Learning the action for long-time-step simulations of molecular dynamics

TL;DR

This paper introduces a machine learning approach to simulate long-time dynamics in molecular systems by learning structure-preserving maps, improving efficiency and accuracy over traditional methods.

Contribution

The authors develop a data-driven, structure-preserving ML method that learns the mechanical action to generate accurate long-time molecular dynamics trajectories.

Findings

Eliminates artifacts of non-structure-preserving ML models

Enables transferability across thermodynamic conditions and compositions

Can be iteratively applied as a correction method

Abstract

The equations of classical mechanics can be used to model the time evolution of countless physical systems, from the astrophysical to the atomic scale.

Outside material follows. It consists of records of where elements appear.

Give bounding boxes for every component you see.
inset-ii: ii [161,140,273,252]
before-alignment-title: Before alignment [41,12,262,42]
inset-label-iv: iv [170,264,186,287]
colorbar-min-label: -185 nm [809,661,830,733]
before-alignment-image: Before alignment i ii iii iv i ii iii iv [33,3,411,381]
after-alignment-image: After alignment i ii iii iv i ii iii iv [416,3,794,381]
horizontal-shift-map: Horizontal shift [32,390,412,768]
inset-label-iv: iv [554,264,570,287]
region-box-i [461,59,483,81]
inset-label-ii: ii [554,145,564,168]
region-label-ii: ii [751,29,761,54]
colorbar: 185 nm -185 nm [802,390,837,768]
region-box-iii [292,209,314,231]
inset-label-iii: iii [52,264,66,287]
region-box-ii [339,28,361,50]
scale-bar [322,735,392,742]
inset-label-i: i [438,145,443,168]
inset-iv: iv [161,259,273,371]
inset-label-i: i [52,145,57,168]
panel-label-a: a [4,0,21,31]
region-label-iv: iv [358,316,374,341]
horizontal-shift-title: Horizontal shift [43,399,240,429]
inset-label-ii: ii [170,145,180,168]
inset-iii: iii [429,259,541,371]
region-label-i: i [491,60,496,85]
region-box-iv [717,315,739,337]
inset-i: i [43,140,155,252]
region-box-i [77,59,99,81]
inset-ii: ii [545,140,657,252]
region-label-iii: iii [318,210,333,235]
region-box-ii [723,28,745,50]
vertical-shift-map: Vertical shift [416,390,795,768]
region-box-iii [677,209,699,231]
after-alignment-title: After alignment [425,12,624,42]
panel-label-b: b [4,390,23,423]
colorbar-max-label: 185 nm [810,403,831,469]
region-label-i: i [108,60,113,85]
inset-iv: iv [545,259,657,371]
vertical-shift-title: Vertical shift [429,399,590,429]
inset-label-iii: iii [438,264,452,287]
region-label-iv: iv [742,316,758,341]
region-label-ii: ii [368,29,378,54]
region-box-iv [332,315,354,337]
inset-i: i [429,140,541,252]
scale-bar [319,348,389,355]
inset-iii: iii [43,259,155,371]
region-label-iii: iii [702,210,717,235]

Accurate numerical integration requires small time steps, which limits the computational efficiency -- especially in cases such as molecular dynamics that span wildly different time scales. Using machine-learning (ML) algorithms to predict trajectories allows one to greatly extend the integration time step, at the cost of introducing artifacts such as lack of energy conservation and loss of equipartition between different degrees of freedom of a system. We propose learning data-driven structure-preserving (symplectic and time-reversible) maps to generate long time-step classical dynamics and show that this method is equivalent to learning the mechanical action of the system of interest. These models can be learned based on short reference trajectories, and be transferred across thermodynamic conditions and chemical composition. We show that an action-derived ML integrator eliminates the pathological behavior of non-structure-preserving ML predictors, and that the method can be applied iteratively, serving as a correction to computationally cheaper direct predictors.